How can i adjust the weights in a model with two outputs like this?
This is how I implemented it:
class UNet(nn.Module):
def __init__(self):
super(UNet, self).__init__()
self.down = ConvNetContractingPath()
self.up = ConvNetExpansivePath()
self.shuffle_layer = nn.Sequential(
nn.Conv2d(in_channels=16, out_channels=16, kernel_size=1),
nn.BatchNorm2d(16)
)
self.rotation_layer = nn.Sequential(
nn.MaxPool2d(2, stride=2),
nn.Conv2d(in_channels=16, out_channels=4, kernel_size=28, stride=28),
nn.BatchNorm2d(4)
)
def forward(self, x):
conv5, conv4, conv3, conv2, conv1 = self.down(x)
up_conv9 = self.up(conv5, conv4, conv3, conv2, conv1)
shuffle_output = self.shuffle_layer(up_conv9)
rotation_output = self.rotation_layer(up_conv9)
return shuffle_output, rotation_output
I tried to use this method: A model with multiple outputs - #2 by ptrblck
Calculate the error of each prediction, then sum them up and optimize the model by the sum of the losses. But after 100 epochs the loss value remained almost unchanged.
criterion = nn.CrossEntropyLoss()
optimizer = torch.optim.Adam(model.parameters(), lr=0.0001)
scheduler = ReduceLROnPlateau(optimizer, mode='min', factor=0.5, patience=15, threshold=0.00001)
for epoch in range(num_epochs):
print(f'Epoch: {epoch+1}/{num_epochs}:')
for i, (images, shfl_labels, rot_labels) in enumerate(train_loader):
# Origin shape: image [batch size, 3, 224, 224]
# shfl_labels [batch size, 224, 224]
# rot_labels [batch size, 4, 4]
# Load data in GPU
images = images.to(device)
shfl_labels = shfl_labels.to(device)
rot_labels = rot_labels.to(device)
# Forward pass
shfl_output, rot_output = model(images)
loss_shfl = criterion(shfl_output, shfl_labels.long())
loss_rot = criterion(rot_output, rot_labels.long())
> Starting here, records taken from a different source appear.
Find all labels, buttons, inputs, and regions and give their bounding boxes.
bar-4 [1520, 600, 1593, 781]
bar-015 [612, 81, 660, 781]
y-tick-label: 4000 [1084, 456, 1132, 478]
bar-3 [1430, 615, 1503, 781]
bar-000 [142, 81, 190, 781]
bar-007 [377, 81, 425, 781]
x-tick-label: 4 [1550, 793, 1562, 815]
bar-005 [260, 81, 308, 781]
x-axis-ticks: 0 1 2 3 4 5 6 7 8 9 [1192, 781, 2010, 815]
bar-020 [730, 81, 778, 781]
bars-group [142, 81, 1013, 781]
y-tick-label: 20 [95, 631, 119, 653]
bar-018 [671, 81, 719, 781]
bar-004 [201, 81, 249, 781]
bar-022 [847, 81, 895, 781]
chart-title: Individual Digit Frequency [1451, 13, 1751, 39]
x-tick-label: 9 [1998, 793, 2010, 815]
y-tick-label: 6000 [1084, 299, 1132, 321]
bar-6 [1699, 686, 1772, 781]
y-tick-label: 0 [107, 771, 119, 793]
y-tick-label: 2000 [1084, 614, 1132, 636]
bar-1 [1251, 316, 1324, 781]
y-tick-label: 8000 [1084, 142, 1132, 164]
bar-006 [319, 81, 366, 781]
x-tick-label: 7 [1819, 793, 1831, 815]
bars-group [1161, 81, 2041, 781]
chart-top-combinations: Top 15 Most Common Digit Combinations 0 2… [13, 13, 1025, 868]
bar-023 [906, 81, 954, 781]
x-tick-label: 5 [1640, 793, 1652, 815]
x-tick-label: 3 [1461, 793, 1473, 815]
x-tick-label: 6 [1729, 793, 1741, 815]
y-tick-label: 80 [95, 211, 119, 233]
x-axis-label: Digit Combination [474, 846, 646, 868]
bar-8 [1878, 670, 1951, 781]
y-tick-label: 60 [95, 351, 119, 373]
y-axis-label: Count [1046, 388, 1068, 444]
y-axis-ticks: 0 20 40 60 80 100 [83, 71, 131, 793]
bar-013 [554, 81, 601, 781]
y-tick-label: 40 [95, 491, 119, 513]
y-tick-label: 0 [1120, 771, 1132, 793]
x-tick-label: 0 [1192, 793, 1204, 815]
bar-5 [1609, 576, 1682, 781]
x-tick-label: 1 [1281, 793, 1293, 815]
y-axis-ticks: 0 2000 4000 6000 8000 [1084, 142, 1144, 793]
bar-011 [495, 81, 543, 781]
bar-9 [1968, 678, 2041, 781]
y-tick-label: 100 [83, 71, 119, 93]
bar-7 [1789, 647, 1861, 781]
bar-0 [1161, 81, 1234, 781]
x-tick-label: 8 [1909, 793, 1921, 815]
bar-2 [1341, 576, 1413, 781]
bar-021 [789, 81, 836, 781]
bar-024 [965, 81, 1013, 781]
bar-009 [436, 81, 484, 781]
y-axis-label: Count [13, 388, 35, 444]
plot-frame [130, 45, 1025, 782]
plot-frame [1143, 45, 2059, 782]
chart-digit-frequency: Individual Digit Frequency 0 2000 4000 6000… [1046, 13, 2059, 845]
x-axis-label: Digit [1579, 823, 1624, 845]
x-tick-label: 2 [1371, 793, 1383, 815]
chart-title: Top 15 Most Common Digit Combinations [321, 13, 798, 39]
loss = loss_shfl + loss_rot
#Backward pass and optimize
optimizer.zero_grad()
loss.backward()
optimizer.step()
if (i+1) % 25 == 0:
print(f'\t Step: {i+1}/{n_total_steps}, Train_loss: {loss.item():.4f}')
I don’t understand how to optimize the weights of conv2d_15 and conv2d_14 by the amount of losses , since conv2d_15 and conv2d_14 only affect one output?
Maby I should use two optimizers instead of one?